El inicio de año es siempre una oportunidad de cambio, en un amplio espectro la palabra cambio nos redefine como medio para creer, crear, consolidar e imaginar proyectos. Escribir es uno de ellos, la escritura representa una oportunidad de expresar ideas, sentimientos, de compartir la planeación y la prospectiva; Julia Cameron en su obra maestra “El camino del artista” explica los beneficios inherentes y que devienen del hábito de plasmar pensamiento y como forma para el ordenamiento de las ideas y el perfeccionamiento de la creatividad.
Bajo ese orden de ideas, personalmente inició este 2026 con la generosa oportunidad de la apertura de esta casa editorial, para compartir con ustedes este breve espacio: “Desde lo local”, que pretende compartir una visión de política pública municipal enfocada a atender el metro cuadrado de las personas.
Una política pública idealizada al metro cuadrado se refiere a un enfoque integral de gestión urbana que prioriza el bienestar y la calidad de vida de los ciudadanos en el espacio público.
Este enfoque busca optimizar el uso del espacio urbano para beneficio comunitario, considerando aspectos como la accesibilidad, la seguridad, la sostenibilidad y la inclusión social.
En este sentido, una política de este tipo implica la planificación y gestión de espacios públicos como plazas, parques, calles y otros entornos de la ciudad para que sean seguros y un centro del cual las familias puedan apropiarse. Se trata de crear entornos que fomenten la convivencia y cohesión social.
¿Qué implica este enfoque? Busca poner en el centro de las decisiones urbanas a los ciudadanos y sus necesidades, promoviendo ciudades más habitables, resilientes y equitativas. Esto implica involucrar a la comunidad en la toma de decisiones y trabajar en la creación de espacios que reflejen las aspiraciones y necesidades de quienes los habitan.

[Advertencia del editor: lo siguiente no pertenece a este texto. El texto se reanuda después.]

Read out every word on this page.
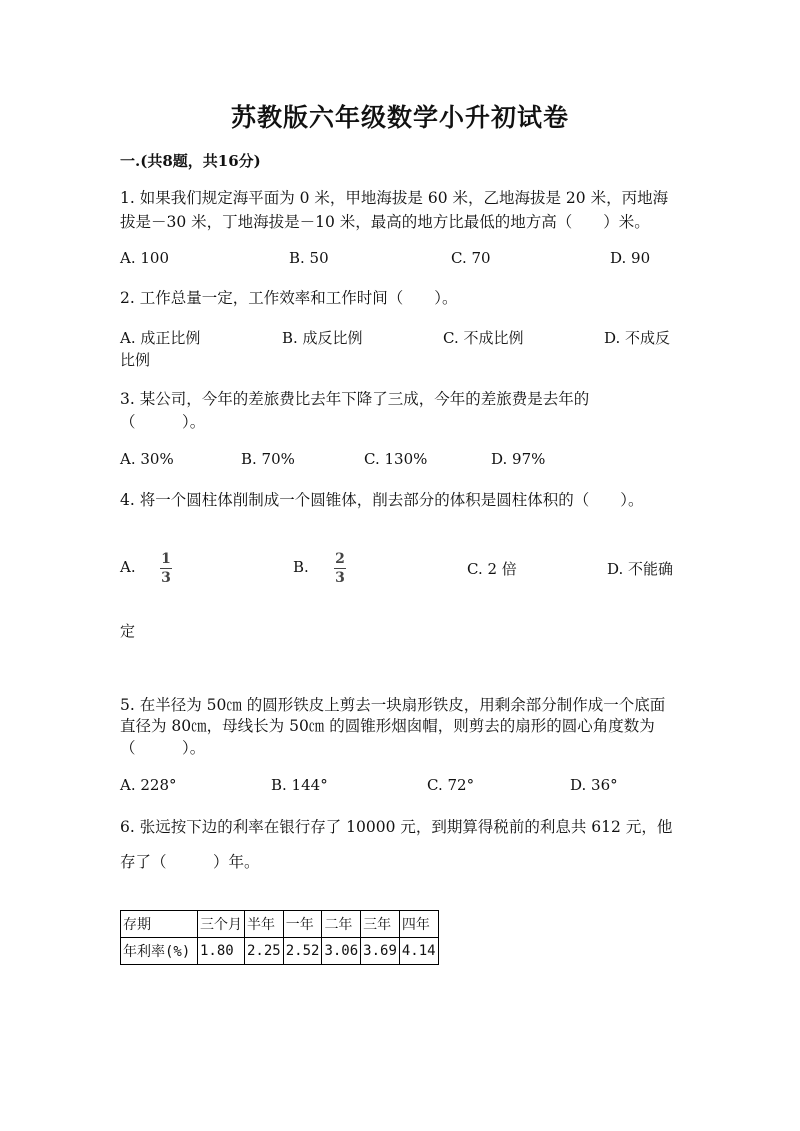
苏教版六年级数学小升初试卷
一.(共8题，共16分)
1. 如果我们规定海平面为 0 米，甲地海拔是 60 米，乙地海拔是 20 米，丙地海
拔是－30 米，丁地海拔是－10 米，最高的地方比最低的地方高（　　）米。
A. 100	B. 50	C. 70	D. 90
2. 工作总量一定，工作效率和工作时间（　　）。
A. 成正比例	B. 成反比例	C. 不成比例	D. 不成反
比例
3. 某公司，今年的差旅费比去年下降了三成，今年的差旅费是去年的
（　　　）。
A. 30%	B. 70%	C. 130%	D. 97%
4. 将一个圆柱体削制成一个圆锥体，削去部分的体积是圆柱体积的（　　）。
A. 1
3
B. 2
3	C. 2 倍	D. 不能确
定
5. 在半径为 50㎝ 的圆形铁皮上剪去一块扇形铁皮，用剩余部分制作成一个底面
直径为 80㎝，母线长为 50㎝ 的圆锥形烟囱帽，则剪去的扇形的圆心角度数为
（　　　）。
A. 228°	B. 144°	C. 72°	D. 36°
6. 张远按下边的利率在银行存了 10000 元，到期算得税前的利息共 612 元，他
存了（　　　）年。
存期	三个月	半年	一年	二年	三年	四年
年利率(%)	1.80	2.25	2.52	3.06	3.69	4.14
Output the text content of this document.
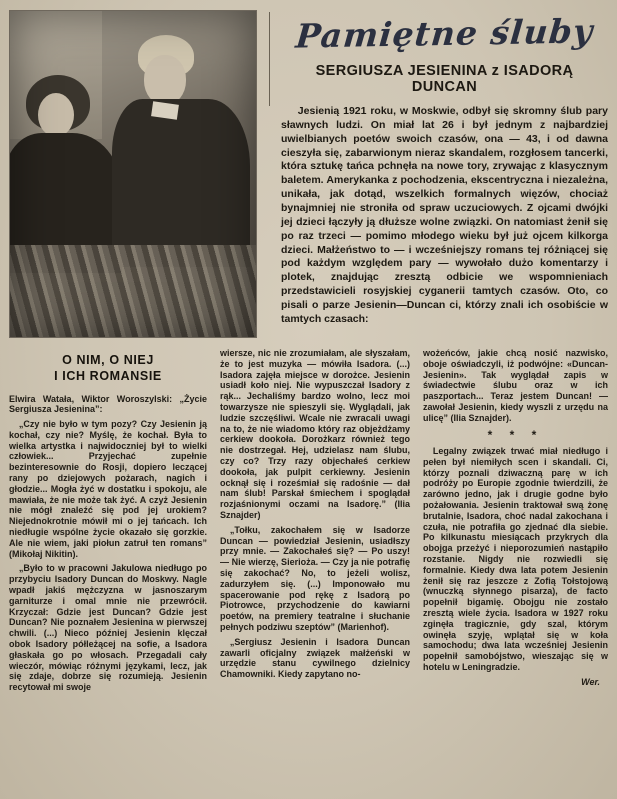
Pamiętne śluby
SERGIUSZA JESIENINA z ISADORĄ DUNCAN

Jesienią 1921 roku, w Moskwie, odbył się skromny ślub pary sławnych ludzi. On miał lat 26 i był jednym z najbardziej uwielbianych poetów swoich czasów, ona — 43, i od dawna cieszyła się, zabarwionym nieraz skandalem, rozgłosem tancerki, która sztukę tańca pchnęła na nowe tory, zrywając z klasycznym baletem. Amerykanka z pochodzenia, ekscentryczna i niezależna, unikała, jak dotąd, wszelkich formalnych więzów, chociaż bynajmniej nie stroniła od spraw uczuciowych. Z ojcami dwójki jej dzieci łączyły ją dłuższe wolne związki. On natomiast żenił się po raz trzeci — pomimo młodego wieku był już ojcem kilkorga dzieci. Małżeństwo to — i wcześniejszy romans tej różniącej się pod każdym względem pary — wywołało dużo komentarzy i plotek, znajdując zresztą odbicie we wspomnieniach przedstawicieli rosyjskiej cyganerii tamtych czasów. Oto, co pisali o parze Jesienin—Duncan ci, którzy znali ich osobiście w tamtych czasach:

O NIM, O NIEJ
I ICH ROMANSIE

Elwira Watała, Wiktor Woroszylski: „Życie Sergiusza Jesienina”:

„Czy nie było w tym pozy? Czy Jesienin ją kochał, czy nie? Myślę, że kochał. Była to wielka artystka i najwidoczniej był to wielki człowiek... Przyjechać zupełnie bezinteresownie do Rosji, dopiero leczącej rany po dziejowych pożarach, nagich i głodzie... Mogła żyć w dostatku i spokoju, ale mawiała, że nie może tak żyć. A czyż Jesienin nie mógł znaleźć się pod jej urokiem? Niejednokrotnie mówił mi o jej tańcach. Ich niedługie wspólne życie okazało się gorzkie. Ale nie wiem, jaki piołun zatruł ten romans” (Mikołaj Nikitin).

„Było to w pracowni Jakulowa niedługo po przybyciu Isadory Duncan do Moskwy. Nagle wpadł jakiś mężczyzna w jasnoszarym garniturze i omal mnie nie przewrócił. Krzyczał: Gdzie jest Duncan? Gdzie jest Duncan? Nie poznałem Jesienina w pierwszej chwili. (...) Nieco później Jesienin klęczał obok Isadory półleżącej na sofie, a Isadora głaskała go po włosach. Przegadali cały wieczór, mówiąc różnymi językami, lecz, jak się zdaje, dobrze się rozumieją. Jesienin recytował mi swoje

wiersze, nic nie zrozumiałam, ale słyszałam, że to jest muzyka — mówiła Isadora. (...) Isadora zajęła miejsce w dorożce. Jesienin usiadł koło niej. Nie wypuszczał Isadory z rąk... Jechaliśmy bardzo wolno, lecz moi towarzysze nie spieszyli się. Wyglądali, jak ludzie szczęśliwi. Wcale nie zwracali uwagi na to, że nie wiadomo który raz objeżdżamy cerkiew dookoła. Dorożkarz również tego nie dostrzegał. Hej, udzielasz nam ślubu, czy co? Trzy razy objechałeś cerkiew dookoła, jak pulpit cerkiewny. Jesienin ocknął się i roześmiał się radośnie — dał nam ślub! Parskał śmiechem i spoglądał rozjaśnionymi oczami na Isadorę.” (Ilia Sznajder)

„Tołku, zakochałem się w Isadorze Duncan — powiedział Jesienin, usiadłszy przy mnie. — Zakochałeś się? — Po uszy! — Nie wierzę, Sierioża. — Czy ja nie potrafię się zakochać? No, to jeżeli wolisz, zadurzyłem się. (...) Imponowało mu spacerowanie pod rękę z Isadorą po Piotrowce, przychodzenie do kawiarni poetów, na premiery teatralne i słuchanie pełnych podziwu szeptów” (Marienhof).

„Sergiusz Jesienin i Isadora Duncan zawarli oficjalny związek małżeński w urzędzie stanu cywilnego dzielnicy Chamowniki. Kiedy zapytano no-

wożeńców, jakie chcą nosić nazwisko, oboje oświadczyli, iż podwójne: «Duncan-Jesienin». Tak wyglądał zapis w świadectwie ślubu oraz w ich paszportach... Teraz jestem Duncan! — zawołał Jesienin, kiedy wyszli z urzędu na ulicę” (Ilia Sznajder).

* * *

Legalny związek trwać miał niedługo i pełen był niemiłych scen i skandali. Ci, którzy poznali dziwaczną parę w ich podróży po Europie zgodnie twierdzili, że zarówno jedno, jak i drugie godne było pożałowania. Jesienin traktował swą żonę brutalnie, Isadora, choć nadal zakochana i czuła, nie potrafiła go zjednać dla siebie. Po kilkunastu miesiącach przykrych dla obojga przeżyć i nieporozumień nastąpiło rozstanie. Nigdy nie rozwiedli się formalnie. Kiedy dwa lata potem Jesienin żenił się raz jeszcze z Zofią Tołstojową (wnuczką słynnego pisarza), de facto popełnił bigamię. Obojgu nie zostało zresztą wiele życia. Isadora w 1927 roku zginęła tragicznie, gdy szal, którym owinęła szyję, wplątał się w koła samochodu; dwa lata wcześniej Jesienin popełnił samobójstwo, wieszając się w hotelu w Leningradzie.

Wer.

En la visión de Manuel Gómez Morin, el municipio era una entidad autónoma y descentralizada, fundamental para la organización y el desarrollo de la sociedad; en sus palabras: La piel de la nación, consideraba que, al ser el nivel de gobierno más cercano a la comunidad, el municipio debía gestionar sus propios recursos y tomar decisiones que beneficiaran directamente a los ciudadanos, promoviendo la participación ciudadana, la eficiencia en la gestión pública y el desarrollo económico y social local.
De cara al 2026, los retos de futuro y modernidad se presentan como oportunidades y desafíos para quienes buscan transformar y fortalecer la calidad de vida.
La innovación tecnológica, la adaptación a nuevas formas de convivencia y el desarrollo sostenible exigen una visión abierta al cambio, que combine desde lo local con lo global y permita responder de casi inmediata el nuevo paradigma municipal.
En este proceso, es pertinente que las políticas públicas continúen evolucionando, integrando la voz ciudadana y aprovechando la creatividad de las y los jóvenes para construir ciudades y preparadas para los desafíos del mañana.
Nos leemos cada semana en este espacio, desde lo local.